Chrysler posts $370 million net loss on costs tied to repaid loansTue, 26 Jul 2011 00:00:00 -0700
Chrysler Group LLC, after recording its first post-bankruptcy profit three months ago, posted a net loss of $370 million in the second quarter due to costs tied to the repayment of government bailout loans.
Chrysler incurred a charge of $551 million in paying back the U.S. Department of Treasury and the Canadian loans that kept the automaker afloat in 2009.
"Modified" operating profit nearly tripled from a year earlier to $507 million, while revenue climbed 30 percent to $13.7 billion, the company said Tuesday.
Helped by new models and a big advertising push, Chrysler's second-quarter worldwide sales increased 19 percent to 486,000 units.
Cash reserves rose $300 million during the past three months to $10.2 billion.
"There is no doubt that Chrysler Group has taken a huge step forward this quarter," CEO Sergio Marchionne said in a statement. "Refinancing our debt and repaying our government loans six years early reinforces our conviction that we are on the right path to rebuilding this company and restoring it to its rightful place on the global automotive landscape."
In the first quarter, Chrysler recorded a net profit of $116 million, its first since exiting a U.S.-steered bankruptcy under the control of Italy's Fiat S.p.A.
Milestones in the second quarter included:
-- The May 24 repayment of $5.9 billion to the U.S. government and $1.7 billion to Canada, six years ahead of the original schedule.
-- Refinancing its debt with a $3.0 billion senior secured loan, $3.2 billion in secured notes and a $1.3 billion revolving line of credit.
-- Worldwide shipments rose 19 percent to 514,000 units and marked this first time that figure had topped 500,000 units in a quarter since Chrysler exited bankruptcy in June 2009.
As part of the refinancing, Fiat exercised an option to lift its stake in Chrysler to 46 percent from 30 percent.
Last week, Fiat ended U.S. and Canadian taxpayer ownership by paying $625 million to acquire the U.S. Department of Treasury's remaining 6 percent holding as well as Canada's 1.5 percent stake.
Under terms of the bailout, Fiat will be allowed to boost its stake by another 5 percentage points, to 58.5 percent, by building a 40-mpg car in the United States. That is expected to happen in the fourth quarter when Chrysler begins assembling a replacement for the Dodge Caliber in Belvidere, Ill.
A UAW health-care trust will own the remaining 41.5 percent of Chrysler.
Chrysler said its adjusted net income for the second quarter was $181 million, compared with a loss of $172 million in 2010.
The company projected revenue for the full year at over $55 billion.
Modified operating profit for 2011 will be $2 billion, Chrysler said.
Marchionne, who is working to unify the companies under a single management structure as soon as this week, is aiming for $140 billion in combined Fiat-Chrysler revenues by 2014.
The company is introducing 16 new- or revamped vehicles in the United States this year.

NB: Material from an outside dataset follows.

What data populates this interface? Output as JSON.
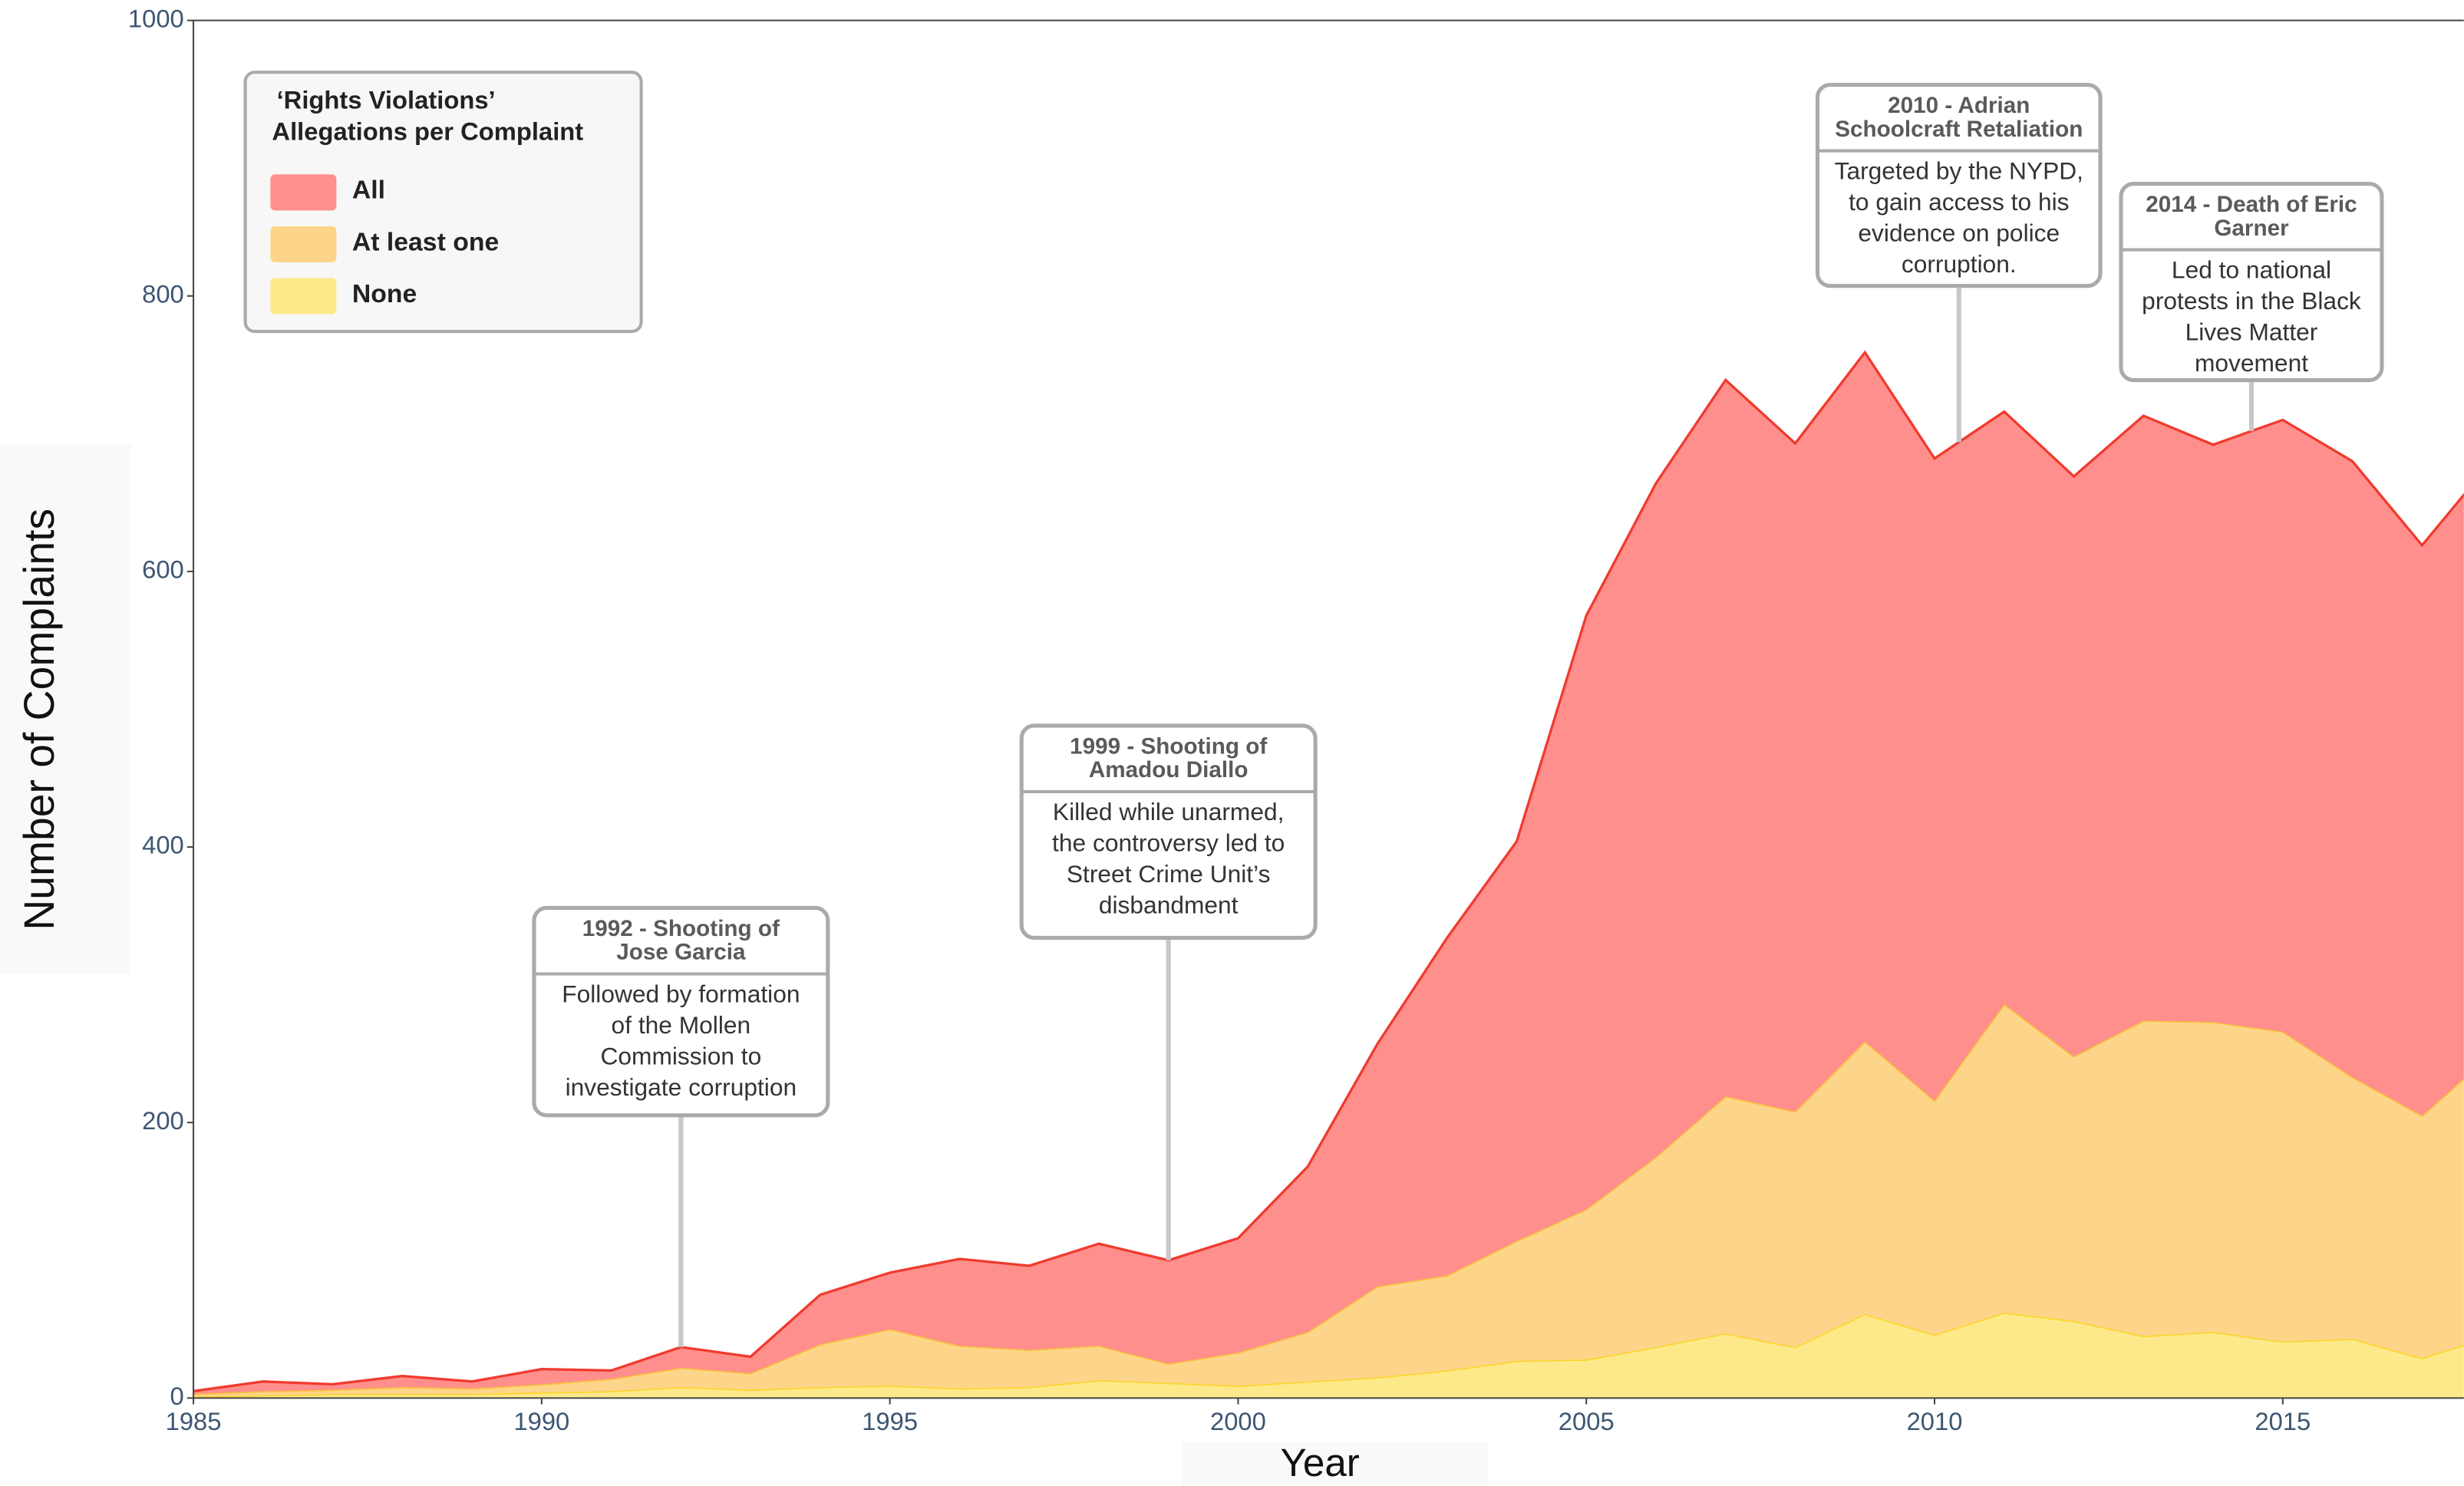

The rejuvenated lineup has pumped some life into Chrysler sales, which rose 21 percent in the first six months over the same period in 2010.

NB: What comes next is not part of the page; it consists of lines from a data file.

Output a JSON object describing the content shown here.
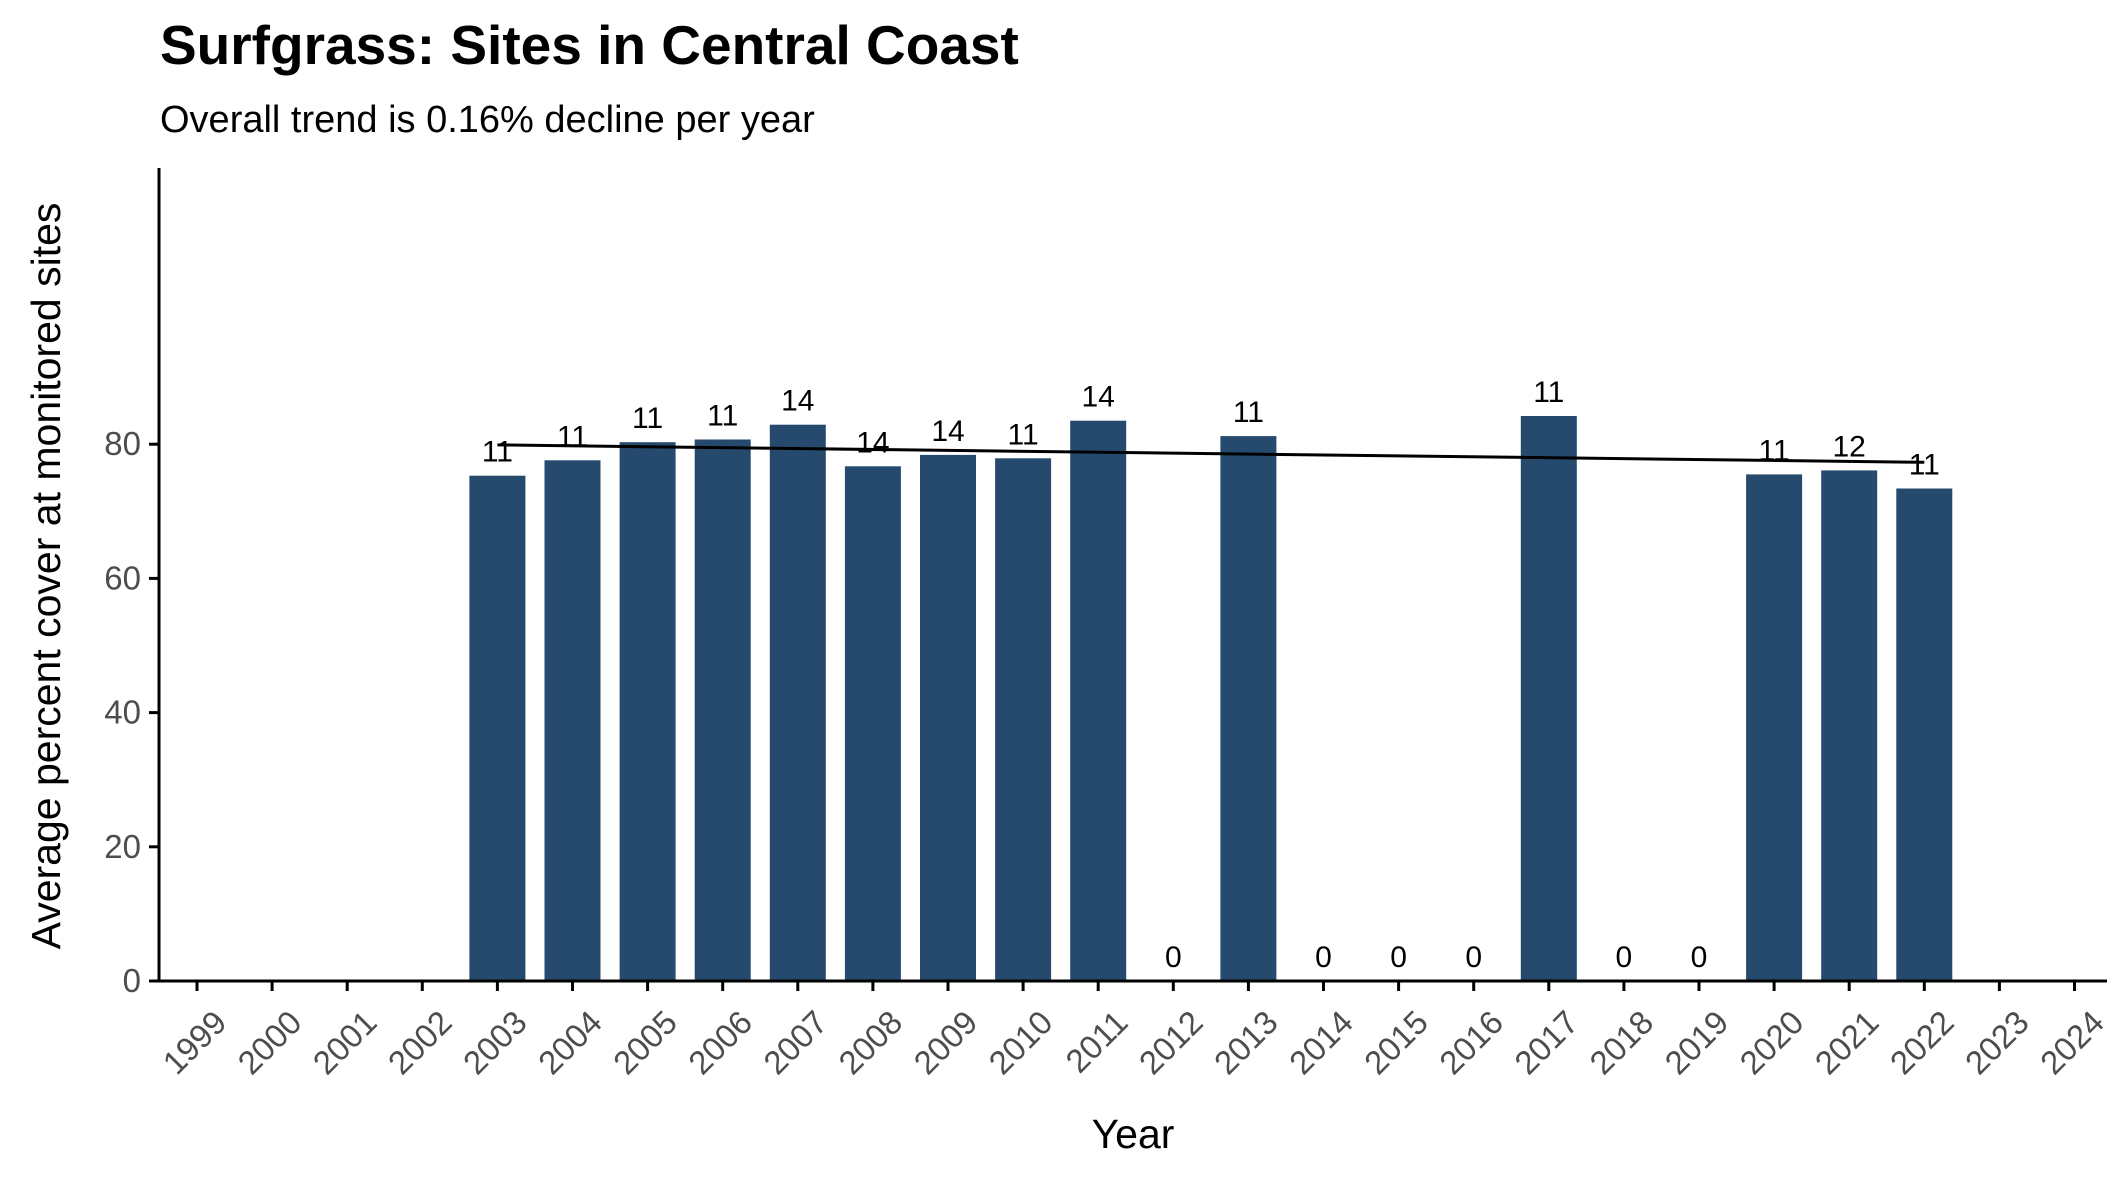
{
  "chart_data": {
    "type": "bar",
    "title": "Surfgrass: Sites in Central Coast",
    "subtitle": "Overall trend is 0.16% decline per year",
    "xlabel": "Year",
    "ylabel": "Average percent cover at monitored sites",
    "categories": [
      "1999",
      "2000",
      "2001",
      "2002",
      "2003",
      "2004",
      "2005",
      "2006",
      "2007",
      "2008",
      "2009",
      "2010",
      "2011",
      "2012",
      "2013",
      "2014",
      "2015",
      "2016",
      "2017",
      "2018",
      "2019",
      "2020",
      "2021",
      "2022",
      "2023",
      "2024"
    ],
    "values": [
      null,
      null,
      null,
      null,
      75.3,
      77.6,
      80.3,
      80.7,
      82.9,
      76.7,
      78.4,
      77.9,
      83.5,
      0,
      81.2,
      0,
      0,
      0,
      84.2,
      0,
      0,
      75.5,
      76.1,
      73.4,
      null,
      null
    ],
    "site_counts": [
      "",
      "",
      "",
      "",
      "11",
      "11",
      "11",
      "11",
      "14",
      "14",
      "14",
      "11",
      "14",
      "0",
      "11",
      "0",
      "0",
      "0",
      "11",
      "0",
      "0",
      "11",
      "12",
      "11",
      "",
      ""
    ],
    "yticks": [
      0,
      20,
      40,
      60,
      80
    ],
    "ylim": [
      0,
      97
    ],
    "grid": false,
    "bar_color": "#264a6e",
    "trend_line": {
      "x": [
        "2003",
        "2022"
      ],
      "y": [
        79.9,
        77.3
      ],
      "color": "#000000"
    }
  }
}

That number is far below the 45 percent increase Chrysler sales executives set as a goal when they addressed dealers at the NADA convention in February.

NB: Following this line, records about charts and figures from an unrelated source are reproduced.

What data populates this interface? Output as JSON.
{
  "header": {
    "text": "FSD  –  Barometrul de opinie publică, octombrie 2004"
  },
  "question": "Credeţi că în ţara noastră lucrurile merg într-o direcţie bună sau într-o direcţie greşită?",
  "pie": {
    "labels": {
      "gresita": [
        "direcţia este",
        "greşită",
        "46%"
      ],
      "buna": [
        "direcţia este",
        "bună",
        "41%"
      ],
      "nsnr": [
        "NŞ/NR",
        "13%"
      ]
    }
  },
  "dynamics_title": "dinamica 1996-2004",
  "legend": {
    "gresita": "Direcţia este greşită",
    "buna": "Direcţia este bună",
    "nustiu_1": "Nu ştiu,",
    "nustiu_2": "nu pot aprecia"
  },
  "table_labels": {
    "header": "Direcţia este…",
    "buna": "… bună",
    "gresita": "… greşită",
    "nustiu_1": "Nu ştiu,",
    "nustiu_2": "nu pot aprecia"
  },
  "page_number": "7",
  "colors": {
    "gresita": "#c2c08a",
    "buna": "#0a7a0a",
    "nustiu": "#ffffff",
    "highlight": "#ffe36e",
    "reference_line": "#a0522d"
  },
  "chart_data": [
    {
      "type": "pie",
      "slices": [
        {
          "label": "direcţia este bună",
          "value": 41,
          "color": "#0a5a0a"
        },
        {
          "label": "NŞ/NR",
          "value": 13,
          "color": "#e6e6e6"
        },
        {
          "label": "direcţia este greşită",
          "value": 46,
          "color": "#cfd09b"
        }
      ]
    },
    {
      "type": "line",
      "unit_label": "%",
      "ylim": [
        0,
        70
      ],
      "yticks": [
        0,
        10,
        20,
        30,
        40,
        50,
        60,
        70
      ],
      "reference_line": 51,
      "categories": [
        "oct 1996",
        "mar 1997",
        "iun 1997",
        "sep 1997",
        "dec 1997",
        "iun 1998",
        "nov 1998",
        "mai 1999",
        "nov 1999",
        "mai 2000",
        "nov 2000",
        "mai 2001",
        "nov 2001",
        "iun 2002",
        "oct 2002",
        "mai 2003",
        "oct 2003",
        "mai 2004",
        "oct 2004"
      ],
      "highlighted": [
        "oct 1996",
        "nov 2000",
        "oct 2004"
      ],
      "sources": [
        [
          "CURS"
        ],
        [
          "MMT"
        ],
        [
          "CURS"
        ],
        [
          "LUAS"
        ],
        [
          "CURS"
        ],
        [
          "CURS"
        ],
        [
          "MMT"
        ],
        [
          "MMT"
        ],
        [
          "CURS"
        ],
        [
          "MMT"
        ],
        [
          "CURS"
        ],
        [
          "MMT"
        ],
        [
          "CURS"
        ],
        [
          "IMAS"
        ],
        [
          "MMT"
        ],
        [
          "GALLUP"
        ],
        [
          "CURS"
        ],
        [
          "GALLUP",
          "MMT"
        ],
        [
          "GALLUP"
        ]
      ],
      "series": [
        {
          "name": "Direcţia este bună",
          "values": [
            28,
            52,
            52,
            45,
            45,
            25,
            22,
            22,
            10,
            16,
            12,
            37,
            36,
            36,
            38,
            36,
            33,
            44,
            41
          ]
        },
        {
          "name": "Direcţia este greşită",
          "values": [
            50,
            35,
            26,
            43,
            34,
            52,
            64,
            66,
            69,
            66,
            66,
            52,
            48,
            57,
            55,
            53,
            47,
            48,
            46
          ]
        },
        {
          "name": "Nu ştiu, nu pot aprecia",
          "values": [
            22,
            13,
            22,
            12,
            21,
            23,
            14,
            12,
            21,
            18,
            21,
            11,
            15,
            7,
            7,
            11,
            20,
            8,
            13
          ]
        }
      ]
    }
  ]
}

According to data released by TrueCar.com, Chrysler has made some progress in some other key industry metrics.
The company's average transaction prices are up 11.4 percent during the first six months of the year; incentive spending per unit has dropped 19.3 percent and the percentage of units sold to fleets has dropped 8.9 percent -- from 40.5 percent for the first six months of 2010 to 31.6 percent a year later.